Non-Profit Organizations and Financial Reporting

According to the Internal Revenue Service, or IRS, there are several different types of organizations that qualify to be a non-profit, including business leagues, employee benefit associations or funds, fraternal societies, labor and agricultural organizations, social clubs, social welfare organizations, political organizations and veteran organizations. While these organizations are considered non-profit, they must still provide an accounting of sales, expenses, assets, liabilities and cash flow. These are shown on the income statement, balance sheet and statement of cash flows. Financial reporting contributes to transparency in operations, which helps build trust with donors.

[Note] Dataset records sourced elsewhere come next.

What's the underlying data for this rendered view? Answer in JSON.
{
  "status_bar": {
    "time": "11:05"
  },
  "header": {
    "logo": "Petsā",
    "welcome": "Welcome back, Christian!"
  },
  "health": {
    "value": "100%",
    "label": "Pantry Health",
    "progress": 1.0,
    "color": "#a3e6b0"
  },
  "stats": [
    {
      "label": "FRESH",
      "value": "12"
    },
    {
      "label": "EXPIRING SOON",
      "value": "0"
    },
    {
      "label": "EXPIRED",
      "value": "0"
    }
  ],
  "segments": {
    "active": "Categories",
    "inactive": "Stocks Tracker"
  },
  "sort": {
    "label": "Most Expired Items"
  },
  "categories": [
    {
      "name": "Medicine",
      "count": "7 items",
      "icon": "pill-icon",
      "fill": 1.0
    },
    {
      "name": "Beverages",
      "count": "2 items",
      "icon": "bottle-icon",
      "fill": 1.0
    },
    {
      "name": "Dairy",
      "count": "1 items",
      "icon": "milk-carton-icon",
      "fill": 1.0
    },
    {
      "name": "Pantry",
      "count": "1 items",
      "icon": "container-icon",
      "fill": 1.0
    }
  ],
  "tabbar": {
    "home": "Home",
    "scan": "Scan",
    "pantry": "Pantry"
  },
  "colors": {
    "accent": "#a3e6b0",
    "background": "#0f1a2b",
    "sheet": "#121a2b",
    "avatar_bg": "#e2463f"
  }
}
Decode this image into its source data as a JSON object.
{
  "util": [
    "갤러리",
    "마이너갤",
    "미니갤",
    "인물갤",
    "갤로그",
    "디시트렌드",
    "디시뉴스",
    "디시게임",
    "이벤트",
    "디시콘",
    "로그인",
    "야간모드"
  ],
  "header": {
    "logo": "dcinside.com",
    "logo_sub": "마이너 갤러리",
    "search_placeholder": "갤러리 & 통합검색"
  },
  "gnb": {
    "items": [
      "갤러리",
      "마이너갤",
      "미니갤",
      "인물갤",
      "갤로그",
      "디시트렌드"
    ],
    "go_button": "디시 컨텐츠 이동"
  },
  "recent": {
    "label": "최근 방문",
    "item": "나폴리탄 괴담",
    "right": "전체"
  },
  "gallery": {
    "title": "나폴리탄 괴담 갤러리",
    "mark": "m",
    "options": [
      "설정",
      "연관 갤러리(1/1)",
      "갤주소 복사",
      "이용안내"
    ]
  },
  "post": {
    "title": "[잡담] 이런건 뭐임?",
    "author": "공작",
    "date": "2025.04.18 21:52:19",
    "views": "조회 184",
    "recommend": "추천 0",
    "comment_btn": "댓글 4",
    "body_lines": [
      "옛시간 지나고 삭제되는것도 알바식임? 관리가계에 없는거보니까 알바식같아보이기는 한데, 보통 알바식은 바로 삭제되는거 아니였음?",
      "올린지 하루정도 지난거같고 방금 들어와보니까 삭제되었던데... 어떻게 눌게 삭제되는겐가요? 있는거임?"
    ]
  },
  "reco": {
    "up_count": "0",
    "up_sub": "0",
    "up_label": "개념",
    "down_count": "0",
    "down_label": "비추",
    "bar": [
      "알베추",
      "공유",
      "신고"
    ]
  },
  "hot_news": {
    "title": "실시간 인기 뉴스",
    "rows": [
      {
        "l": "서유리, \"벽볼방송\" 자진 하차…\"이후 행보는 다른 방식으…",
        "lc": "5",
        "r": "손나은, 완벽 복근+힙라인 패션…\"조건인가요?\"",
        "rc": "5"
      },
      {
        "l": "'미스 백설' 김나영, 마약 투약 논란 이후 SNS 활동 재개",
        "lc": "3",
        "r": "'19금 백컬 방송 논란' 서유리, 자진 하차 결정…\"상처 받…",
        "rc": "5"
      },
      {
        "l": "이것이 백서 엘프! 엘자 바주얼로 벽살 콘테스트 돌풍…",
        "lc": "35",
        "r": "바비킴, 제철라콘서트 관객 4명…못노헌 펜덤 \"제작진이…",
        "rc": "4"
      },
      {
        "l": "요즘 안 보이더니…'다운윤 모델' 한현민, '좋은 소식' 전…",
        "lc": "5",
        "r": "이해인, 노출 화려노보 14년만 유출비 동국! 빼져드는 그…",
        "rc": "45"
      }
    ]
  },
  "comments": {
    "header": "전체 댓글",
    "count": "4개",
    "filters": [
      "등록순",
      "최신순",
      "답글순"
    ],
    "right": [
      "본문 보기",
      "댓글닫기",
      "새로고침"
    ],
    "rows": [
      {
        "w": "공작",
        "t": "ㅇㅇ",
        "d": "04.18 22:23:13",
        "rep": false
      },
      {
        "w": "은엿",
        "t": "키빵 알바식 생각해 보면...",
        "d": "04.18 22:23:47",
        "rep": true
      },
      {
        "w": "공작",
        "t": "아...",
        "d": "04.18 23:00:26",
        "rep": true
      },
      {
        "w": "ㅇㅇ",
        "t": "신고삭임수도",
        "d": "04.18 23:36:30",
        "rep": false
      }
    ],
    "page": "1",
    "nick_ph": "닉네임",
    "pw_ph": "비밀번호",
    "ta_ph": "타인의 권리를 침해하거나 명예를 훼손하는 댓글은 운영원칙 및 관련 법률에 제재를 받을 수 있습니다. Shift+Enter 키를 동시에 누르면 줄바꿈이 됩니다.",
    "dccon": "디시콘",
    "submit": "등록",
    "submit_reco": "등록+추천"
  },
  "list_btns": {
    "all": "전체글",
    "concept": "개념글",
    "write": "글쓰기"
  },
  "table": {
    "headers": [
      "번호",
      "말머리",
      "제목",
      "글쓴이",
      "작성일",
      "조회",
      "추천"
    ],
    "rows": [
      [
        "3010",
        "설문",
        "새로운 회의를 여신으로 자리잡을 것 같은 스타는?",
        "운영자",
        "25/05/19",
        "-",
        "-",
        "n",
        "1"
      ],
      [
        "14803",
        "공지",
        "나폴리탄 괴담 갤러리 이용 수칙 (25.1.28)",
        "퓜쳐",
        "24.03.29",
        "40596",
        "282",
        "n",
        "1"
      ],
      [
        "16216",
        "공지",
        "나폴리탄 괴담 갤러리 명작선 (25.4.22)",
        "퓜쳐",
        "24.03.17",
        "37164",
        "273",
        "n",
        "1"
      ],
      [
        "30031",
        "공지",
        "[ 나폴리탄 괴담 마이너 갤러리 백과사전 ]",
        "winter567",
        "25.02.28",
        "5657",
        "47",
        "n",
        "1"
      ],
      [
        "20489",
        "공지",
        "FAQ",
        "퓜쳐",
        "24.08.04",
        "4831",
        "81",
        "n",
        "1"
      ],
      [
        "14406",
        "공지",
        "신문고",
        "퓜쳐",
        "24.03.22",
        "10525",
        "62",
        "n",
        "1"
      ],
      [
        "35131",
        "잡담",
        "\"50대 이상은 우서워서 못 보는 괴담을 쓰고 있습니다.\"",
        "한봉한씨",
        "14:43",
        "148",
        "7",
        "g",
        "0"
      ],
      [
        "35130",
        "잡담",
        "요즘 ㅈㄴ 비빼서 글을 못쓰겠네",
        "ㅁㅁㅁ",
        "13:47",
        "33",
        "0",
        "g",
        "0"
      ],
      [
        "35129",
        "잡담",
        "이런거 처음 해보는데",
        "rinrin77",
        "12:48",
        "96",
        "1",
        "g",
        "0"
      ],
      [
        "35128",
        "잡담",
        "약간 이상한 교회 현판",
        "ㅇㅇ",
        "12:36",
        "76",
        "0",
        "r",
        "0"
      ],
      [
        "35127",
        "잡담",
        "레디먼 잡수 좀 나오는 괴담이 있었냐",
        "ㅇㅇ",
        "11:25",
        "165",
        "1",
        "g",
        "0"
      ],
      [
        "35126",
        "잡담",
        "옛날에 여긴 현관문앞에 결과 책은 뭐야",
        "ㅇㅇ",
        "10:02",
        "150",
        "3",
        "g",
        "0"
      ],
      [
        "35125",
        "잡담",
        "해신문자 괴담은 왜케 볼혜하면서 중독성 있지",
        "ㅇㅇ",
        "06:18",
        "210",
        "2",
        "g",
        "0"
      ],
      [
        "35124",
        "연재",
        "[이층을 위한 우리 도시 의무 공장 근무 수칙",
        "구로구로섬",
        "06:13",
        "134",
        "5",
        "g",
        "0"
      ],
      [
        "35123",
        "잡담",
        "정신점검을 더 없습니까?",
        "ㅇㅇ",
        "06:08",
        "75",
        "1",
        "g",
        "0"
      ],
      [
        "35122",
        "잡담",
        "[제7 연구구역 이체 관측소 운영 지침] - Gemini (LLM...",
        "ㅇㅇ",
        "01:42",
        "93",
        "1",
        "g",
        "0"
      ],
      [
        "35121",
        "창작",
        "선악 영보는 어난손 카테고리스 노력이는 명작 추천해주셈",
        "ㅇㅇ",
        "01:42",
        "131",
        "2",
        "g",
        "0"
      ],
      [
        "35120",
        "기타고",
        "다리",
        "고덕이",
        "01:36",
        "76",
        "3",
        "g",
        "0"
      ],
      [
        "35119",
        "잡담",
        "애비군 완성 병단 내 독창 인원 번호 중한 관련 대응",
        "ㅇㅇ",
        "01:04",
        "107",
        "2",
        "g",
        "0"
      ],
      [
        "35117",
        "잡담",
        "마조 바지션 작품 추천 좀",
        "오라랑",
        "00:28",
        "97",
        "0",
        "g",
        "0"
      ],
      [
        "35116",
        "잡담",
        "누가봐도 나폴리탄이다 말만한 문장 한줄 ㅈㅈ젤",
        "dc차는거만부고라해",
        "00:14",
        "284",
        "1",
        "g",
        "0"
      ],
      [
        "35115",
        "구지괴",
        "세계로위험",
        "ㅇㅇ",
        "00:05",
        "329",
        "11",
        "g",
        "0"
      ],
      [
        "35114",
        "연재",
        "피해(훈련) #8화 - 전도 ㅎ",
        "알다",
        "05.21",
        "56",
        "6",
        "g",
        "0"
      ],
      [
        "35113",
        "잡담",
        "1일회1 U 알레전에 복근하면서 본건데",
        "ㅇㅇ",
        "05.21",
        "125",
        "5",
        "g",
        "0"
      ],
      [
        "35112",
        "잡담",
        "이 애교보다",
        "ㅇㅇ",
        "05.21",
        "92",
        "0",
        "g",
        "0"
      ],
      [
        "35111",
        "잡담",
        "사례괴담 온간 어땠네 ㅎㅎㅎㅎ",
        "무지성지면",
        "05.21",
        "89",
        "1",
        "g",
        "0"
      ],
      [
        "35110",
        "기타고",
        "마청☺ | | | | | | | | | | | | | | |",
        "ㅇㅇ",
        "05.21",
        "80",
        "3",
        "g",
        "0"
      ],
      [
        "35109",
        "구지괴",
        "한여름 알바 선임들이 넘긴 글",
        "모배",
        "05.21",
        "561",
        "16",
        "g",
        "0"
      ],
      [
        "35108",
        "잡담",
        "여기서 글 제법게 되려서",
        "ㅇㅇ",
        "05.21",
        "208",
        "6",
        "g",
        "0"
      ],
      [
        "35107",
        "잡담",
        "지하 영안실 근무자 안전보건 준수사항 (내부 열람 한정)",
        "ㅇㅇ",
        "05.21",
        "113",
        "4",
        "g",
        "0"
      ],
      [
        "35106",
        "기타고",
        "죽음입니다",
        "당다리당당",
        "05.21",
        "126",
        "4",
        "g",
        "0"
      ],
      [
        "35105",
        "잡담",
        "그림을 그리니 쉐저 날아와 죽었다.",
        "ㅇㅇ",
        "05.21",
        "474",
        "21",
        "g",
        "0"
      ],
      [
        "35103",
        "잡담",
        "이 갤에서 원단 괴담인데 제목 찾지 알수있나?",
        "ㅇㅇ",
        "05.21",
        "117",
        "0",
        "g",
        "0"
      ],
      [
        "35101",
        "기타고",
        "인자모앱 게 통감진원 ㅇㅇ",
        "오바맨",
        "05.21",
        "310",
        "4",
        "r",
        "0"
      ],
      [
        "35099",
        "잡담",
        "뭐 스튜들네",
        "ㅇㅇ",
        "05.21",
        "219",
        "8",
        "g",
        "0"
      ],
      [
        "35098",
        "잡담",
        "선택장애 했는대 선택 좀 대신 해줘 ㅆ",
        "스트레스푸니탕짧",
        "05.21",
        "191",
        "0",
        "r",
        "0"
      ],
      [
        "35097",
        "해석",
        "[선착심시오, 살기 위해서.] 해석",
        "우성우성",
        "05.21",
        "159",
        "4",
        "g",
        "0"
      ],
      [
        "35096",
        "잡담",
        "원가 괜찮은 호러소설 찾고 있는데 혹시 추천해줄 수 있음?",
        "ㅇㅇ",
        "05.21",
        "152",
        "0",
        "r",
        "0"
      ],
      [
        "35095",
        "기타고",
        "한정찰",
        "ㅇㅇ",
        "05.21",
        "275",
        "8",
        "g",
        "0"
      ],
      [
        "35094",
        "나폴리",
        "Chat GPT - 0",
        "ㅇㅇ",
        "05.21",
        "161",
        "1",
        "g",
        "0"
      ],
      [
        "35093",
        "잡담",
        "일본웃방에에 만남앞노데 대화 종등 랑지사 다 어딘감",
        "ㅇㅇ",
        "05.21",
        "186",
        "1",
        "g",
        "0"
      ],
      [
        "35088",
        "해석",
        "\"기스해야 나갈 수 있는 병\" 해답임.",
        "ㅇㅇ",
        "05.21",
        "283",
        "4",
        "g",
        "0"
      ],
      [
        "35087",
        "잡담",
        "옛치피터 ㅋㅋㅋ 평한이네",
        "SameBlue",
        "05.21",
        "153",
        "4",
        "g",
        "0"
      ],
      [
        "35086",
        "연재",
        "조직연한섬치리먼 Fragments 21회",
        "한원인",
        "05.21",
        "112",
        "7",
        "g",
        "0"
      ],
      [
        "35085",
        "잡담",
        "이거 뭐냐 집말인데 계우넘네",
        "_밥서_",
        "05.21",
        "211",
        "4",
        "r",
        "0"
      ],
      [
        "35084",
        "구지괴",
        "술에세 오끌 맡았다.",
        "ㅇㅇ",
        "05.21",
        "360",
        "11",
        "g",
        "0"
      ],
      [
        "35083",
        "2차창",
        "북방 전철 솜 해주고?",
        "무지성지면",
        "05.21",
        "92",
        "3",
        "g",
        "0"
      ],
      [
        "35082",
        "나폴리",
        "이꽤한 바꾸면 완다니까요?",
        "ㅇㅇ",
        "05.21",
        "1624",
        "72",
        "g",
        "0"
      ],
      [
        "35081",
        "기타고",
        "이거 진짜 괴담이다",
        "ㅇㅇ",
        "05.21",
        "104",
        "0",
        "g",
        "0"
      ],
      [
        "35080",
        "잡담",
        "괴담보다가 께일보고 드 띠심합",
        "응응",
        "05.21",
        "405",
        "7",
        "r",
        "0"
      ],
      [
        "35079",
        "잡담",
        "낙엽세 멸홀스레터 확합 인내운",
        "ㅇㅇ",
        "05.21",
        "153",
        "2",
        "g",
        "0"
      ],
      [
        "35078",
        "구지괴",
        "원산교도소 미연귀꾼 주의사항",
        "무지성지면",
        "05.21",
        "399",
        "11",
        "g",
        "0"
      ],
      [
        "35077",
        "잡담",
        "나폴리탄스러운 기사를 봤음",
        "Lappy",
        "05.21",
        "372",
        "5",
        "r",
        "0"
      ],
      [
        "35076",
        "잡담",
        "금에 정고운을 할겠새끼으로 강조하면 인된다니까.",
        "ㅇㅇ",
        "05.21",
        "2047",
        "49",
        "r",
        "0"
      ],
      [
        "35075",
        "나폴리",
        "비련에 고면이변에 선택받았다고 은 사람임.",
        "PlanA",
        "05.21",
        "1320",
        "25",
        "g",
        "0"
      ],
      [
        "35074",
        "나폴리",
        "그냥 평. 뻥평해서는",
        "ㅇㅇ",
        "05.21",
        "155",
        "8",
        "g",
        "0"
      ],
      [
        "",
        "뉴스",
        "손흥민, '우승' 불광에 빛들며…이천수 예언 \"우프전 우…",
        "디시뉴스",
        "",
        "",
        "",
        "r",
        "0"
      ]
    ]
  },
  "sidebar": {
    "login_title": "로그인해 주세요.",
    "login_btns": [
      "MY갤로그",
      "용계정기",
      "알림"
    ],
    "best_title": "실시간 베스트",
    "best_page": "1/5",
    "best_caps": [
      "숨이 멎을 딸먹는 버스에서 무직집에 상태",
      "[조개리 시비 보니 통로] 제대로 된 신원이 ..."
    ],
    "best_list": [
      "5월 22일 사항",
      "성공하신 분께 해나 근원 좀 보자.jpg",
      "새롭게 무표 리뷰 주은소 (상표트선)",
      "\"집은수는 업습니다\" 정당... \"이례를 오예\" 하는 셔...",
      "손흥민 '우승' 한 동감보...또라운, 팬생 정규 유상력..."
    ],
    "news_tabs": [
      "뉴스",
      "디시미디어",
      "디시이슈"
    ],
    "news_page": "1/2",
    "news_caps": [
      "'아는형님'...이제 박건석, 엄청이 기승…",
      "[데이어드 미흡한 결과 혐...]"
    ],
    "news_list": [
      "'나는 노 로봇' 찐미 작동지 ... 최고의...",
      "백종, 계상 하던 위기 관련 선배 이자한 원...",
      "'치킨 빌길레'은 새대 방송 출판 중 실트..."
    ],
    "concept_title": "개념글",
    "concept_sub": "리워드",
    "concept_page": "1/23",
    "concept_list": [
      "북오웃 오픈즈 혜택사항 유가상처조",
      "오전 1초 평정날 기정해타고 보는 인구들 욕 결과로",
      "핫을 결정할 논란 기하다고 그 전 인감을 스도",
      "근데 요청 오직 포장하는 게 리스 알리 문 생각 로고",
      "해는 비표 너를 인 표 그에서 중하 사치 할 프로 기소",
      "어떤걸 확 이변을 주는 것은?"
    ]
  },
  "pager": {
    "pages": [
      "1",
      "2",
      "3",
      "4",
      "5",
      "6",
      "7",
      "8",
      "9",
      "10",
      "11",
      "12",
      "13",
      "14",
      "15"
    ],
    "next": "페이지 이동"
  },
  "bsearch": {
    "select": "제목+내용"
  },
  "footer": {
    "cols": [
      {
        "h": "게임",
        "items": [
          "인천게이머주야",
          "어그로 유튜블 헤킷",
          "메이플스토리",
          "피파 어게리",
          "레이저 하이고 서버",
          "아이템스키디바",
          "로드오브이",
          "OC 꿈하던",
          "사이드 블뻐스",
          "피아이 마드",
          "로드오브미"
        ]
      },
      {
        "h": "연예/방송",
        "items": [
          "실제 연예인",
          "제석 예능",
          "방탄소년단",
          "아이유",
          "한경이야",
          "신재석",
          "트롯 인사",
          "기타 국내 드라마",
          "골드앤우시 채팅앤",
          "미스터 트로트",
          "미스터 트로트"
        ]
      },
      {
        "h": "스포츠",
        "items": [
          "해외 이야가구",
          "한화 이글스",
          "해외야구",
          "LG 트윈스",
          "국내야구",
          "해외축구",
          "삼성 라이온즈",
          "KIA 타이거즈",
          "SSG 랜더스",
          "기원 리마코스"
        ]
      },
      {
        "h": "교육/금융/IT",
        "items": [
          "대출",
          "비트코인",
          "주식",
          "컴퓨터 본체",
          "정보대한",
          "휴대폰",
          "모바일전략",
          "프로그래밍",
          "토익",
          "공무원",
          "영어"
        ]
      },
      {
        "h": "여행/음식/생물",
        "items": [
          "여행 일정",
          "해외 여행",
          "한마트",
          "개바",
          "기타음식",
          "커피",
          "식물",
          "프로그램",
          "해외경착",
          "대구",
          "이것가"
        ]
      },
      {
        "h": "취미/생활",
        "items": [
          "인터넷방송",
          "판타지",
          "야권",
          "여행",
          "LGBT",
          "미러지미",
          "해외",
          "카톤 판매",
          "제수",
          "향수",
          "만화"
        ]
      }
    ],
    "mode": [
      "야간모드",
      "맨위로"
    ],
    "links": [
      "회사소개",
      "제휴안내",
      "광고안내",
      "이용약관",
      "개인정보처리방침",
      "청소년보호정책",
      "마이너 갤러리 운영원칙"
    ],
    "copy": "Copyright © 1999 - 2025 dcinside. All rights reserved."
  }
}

Accounting is a system of checks and balances. The system provides a way for accountants to maintain the integrity of financial reporting. To maintain that integrity, expenses are matched to sales in the period in which they were incurred. Depreciation is a non-cash expense that writes off the value of assets used during the period in which the revenue was incurred.

FASB Statement 93

According to FASB Statement 93, non-profits are required to recognize the purchase of long-term assets -- assets that provide value for more than one year. The process of recognizing long-term assets is referred to as capitalization. Like for-profits, depreciating capitalized assets write off the value of assets as they are used. This allows the non-profit to purchase fixed assets without having to report the full amount of the asset purchased as an expense. This has the effect of increasing net income on the income statement as well as assets on the balance sheet.


Due to the nature of certain non-profits, some long-term assets are not eligible for depreciation and are not recorded as assets in the financial statements. Certain works of art, historical treasures, historical buildings, libraries and general items placed in museum collections are exempt from being depreciated. If sold, the proceeds from these items do not have to be recorded as revenue.